Authentic Greek yoghurt requires to be made with a straining method without artificial additives or thickeners. Chobani launched a product which was Greek-style, but advertised as Greek; and only in the small print on the packaging was there any indication that the yoghurt was manufactured otherwise than in Greece. In fact, it was manufactured in the USA. Chobani's product claims, and much of its defence, was that Greek Yoghurt did not have to be from Greece but simply that the process (of manufacture) had to be Greek. This was soundly rejected, based on evidence including from industry experts and consumer survey. The combination of misdescription and buyer confusion satisfied the tests for passing off.
So, this is an example where substance prevails over style. Fage successfully persuaded the High Court that "true" Greek yoghurt commanded a higher price than Greek-style yoghurt in the UK retail market, and that its own "Total Greek" brand was the price leader in the thick and creamy yoghurt market ,which comprises both Greek and Greek-style yoghurt.( Until the arrival of the apparently inferior Chobani product in the market in 2012, Fage's total Greek yoghurt sales accounted for more than 95% by value of all yoghurt sold in the UK as Greek yoghurt).
What lessons can be learned? It will have been an expensive dispute for Chobani, and highlights the importance of ensuring accurate product description particularly where geographic or other characteristics important to consumers are involved and support a recognisable price differential. The court made clear that there was no suggestion that Greek yoghurt enjoys PGI status in the way of Champagne or Parma ham or such products, but the distinction between product description as "Greek" and "Greek-style" was regarded as significant.

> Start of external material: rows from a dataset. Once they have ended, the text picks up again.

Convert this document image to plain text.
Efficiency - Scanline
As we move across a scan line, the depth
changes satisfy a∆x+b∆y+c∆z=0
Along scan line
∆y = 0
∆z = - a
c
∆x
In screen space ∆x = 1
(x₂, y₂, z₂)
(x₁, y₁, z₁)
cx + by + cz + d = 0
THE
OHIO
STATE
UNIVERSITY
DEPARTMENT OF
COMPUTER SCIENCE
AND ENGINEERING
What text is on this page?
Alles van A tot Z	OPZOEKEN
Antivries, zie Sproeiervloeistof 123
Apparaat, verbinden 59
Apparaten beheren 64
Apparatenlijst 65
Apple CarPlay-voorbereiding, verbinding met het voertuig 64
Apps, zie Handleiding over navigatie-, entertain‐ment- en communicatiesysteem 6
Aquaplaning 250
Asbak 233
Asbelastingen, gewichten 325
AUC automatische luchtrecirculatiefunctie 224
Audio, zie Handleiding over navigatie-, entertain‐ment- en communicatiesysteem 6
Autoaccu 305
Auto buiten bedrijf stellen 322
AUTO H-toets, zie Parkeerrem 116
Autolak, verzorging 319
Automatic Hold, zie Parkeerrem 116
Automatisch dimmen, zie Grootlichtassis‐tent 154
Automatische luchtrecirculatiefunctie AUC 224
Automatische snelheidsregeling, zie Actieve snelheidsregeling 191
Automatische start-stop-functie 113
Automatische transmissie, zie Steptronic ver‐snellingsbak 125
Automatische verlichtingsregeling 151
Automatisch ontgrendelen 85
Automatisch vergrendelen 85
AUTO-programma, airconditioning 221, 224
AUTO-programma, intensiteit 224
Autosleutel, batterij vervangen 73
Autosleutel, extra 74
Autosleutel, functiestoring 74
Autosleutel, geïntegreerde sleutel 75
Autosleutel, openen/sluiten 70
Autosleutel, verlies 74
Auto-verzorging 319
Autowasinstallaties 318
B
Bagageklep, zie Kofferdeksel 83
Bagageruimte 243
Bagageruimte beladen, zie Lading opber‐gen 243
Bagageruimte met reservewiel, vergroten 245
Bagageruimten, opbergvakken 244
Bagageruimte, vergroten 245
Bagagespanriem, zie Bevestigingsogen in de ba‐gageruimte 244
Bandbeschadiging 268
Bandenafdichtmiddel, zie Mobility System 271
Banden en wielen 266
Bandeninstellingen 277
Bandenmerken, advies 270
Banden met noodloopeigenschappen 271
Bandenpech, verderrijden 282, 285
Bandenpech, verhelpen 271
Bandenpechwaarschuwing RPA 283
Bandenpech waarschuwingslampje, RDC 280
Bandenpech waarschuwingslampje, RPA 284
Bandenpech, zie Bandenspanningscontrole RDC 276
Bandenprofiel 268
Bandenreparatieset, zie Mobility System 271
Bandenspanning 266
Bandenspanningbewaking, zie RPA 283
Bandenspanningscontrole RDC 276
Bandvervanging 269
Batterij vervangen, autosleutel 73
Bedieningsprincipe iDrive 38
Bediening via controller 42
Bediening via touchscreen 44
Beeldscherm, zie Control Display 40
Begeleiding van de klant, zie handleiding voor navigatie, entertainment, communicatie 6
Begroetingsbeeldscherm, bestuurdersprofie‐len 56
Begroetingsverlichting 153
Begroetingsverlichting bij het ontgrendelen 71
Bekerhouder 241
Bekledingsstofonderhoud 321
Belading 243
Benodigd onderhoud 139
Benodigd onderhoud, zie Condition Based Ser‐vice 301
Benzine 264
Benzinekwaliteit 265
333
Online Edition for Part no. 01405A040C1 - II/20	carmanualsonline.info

One of the many pieces of evidence approved by the Judge was from a marketing agency about provenance, namely "In (consumers') attitude towards food, things taste better when they are from where they should be from". In other words, people prize authenticity.
The get up of the product was sufficiently confusing to the buying public that Fage's claim for passing off and ultimately permanent injunction against Chobani distributing its product as "Greek" Yoghurt was successful.